Action: I try to make announcements of new info on Its learning, and open a discussion forum at Its learning. More info on the new time slots for exercise supervision at Fraggle to come sooooon.

[16/01/2013] Change in computer lab - and decide on time for supervision:

- We have been instructed to use the computer lab Fraggle: Høyskoleringen 3, H3-Datasal 524 (and not Vegas as previously announced). More info to come. Students should have access to Fraggle automatically, but not PhD students - who need to email me with their name and card number (NTNU card), lower left corner. Foreign students: please check if you can enter Fraggle and report back to me with name and card number if not.
- Remember to answer the questionary (if you have not yet done that) so that we find two one-hour time slots for exercise supervision at Fraggle: https://ime.wufoo.com/forms/tma4255-applied-statistics-startup/. I will examine the answers on Friday (tomorrow) and book Fraggle.

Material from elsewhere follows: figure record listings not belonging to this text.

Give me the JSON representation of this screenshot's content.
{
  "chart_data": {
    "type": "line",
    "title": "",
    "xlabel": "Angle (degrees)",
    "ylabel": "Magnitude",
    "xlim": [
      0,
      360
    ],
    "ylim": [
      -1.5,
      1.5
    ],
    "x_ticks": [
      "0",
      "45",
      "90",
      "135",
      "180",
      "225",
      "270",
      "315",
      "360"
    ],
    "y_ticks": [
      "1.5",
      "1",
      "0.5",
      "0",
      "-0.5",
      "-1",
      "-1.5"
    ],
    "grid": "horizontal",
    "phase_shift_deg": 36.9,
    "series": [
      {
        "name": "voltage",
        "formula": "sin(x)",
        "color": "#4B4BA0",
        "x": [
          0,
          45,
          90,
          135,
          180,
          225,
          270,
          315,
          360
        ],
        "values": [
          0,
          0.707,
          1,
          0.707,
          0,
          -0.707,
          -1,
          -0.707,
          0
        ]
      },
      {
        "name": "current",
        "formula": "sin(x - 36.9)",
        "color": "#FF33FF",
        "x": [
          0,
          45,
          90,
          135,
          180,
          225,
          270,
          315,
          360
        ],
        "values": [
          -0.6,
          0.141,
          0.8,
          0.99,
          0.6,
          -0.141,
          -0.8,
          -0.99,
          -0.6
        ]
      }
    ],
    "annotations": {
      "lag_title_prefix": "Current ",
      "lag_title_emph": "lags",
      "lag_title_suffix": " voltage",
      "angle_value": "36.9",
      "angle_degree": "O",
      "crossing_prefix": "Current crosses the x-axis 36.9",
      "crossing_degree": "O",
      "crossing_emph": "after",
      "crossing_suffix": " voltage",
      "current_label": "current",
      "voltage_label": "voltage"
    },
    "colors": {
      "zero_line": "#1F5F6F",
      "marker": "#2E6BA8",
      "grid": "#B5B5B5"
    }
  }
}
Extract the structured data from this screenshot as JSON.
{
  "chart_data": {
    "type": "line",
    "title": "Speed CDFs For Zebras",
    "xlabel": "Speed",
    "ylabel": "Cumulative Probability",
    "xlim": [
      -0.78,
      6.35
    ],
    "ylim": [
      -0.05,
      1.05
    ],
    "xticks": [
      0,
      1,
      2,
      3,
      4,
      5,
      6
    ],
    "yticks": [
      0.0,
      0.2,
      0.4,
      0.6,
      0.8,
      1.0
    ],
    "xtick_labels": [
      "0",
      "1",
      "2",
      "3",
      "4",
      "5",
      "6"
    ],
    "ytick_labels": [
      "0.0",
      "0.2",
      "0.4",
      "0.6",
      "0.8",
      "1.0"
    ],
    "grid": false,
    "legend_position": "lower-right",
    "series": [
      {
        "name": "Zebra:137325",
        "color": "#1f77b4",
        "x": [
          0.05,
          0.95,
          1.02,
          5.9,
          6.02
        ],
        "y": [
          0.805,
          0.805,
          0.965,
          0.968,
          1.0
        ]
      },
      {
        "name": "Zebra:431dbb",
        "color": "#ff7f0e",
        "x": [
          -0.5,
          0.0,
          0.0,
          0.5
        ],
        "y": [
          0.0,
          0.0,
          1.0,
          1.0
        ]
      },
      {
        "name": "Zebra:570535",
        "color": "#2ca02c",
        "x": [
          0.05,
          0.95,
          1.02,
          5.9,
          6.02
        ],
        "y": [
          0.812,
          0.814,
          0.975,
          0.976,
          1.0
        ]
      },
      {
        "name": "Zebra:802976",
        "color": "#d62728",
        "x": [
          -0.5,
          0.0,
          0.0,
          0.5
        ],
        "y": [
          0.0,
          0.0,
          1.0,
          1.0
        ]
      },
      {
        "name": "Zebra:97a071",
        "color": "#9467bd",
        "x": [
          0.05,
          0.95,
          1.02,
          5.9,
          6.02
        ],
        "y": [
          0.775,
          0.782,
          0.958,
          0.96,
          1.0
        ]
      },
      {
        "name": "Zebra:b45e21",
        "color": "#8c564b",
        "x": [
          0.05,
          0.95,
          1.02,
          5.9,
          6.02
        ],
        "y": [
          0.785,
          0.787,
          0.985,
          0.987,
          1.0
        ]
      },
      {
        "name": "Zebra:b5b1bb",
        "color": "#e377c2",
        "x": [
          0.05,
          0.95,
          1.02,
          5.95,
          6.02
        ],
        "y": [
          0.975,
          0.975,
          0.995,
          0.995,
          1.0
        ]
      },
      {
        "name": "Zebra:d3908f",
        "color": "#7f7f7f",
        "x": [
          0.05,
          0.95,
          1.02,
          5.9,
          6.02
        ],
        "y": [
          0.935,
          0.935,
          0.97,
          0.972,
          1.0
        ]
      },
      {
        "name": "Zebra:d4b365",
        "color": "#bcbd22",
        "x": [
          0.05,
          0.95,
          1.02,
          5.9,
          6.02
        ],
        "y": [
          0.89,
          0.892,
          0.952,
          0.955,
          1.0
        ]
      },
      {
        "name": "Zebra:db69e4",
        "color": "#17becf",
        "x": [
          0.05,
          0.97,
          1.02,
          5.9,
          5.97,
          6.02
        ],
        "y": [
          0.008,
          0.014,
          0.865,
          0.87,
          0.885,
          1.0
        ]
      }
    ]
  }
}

[15/01/2013] Today we started the lectures in TMA4255, with intro to the course and started on the normal inference (Part 1) and the normal plot. You may look at the last slides from today for yourself. On Thursday at 8.15 we continue with remembering estimation and sample distribution (chisq and t), and look at hypothesis testing and p-values in general before ending with the t-test. If you are up to date on these topics you may skip the Thursday lecture (browse the slides if you want). New stuff for next week, Monday:MINITAB intro and Tuesday:two samples and the F-distribution. You have until the end of Thursday January 17 to answer the short questionary (link given below) - then I analyse the results and decide when the supervision in Vegas will be given.

[14/01/2013] I would like you to answer this short questionary to help me tailor the course to your needs: https://ime.wufoo.com/forms/tma4255-applied-statistics-startup/. Be sure to fill in your study programme and your desired time for exercise supervision in the Vegas lab. Thank you!

[11/01/2013] We will use electronic voting (student response) in this course. This means that if you have a device with an internet browser (smart phone, iPad, Galaxy Tab, laptop, ..) please bring it to class. It would also be very helpful if you bookmark the address clicker.math.ntnu.no which will be used for the voting. The system does not work with Internet Explorer (the system uses websockets which is currently not supported by Internet Explorer). You may also check that you are able to connect to the internet, either via 3G or preferably (economically) via eduroam. More about connecting to eduroam you find at the orakel pages at Innsida: norsk=https://innsida.ntnu.no/wiki/-/wiki/Norsk/Tr%C3%A5dl%C3%B8st+nett, English=https://innsida.ntnu.no/web/guest/wiki/-/wiki/English/Wireless+network

[06/12/2012] Pages available. First lecture is Tuesday January 15, 10.15-12.00 in G21 (cellar of Geology building).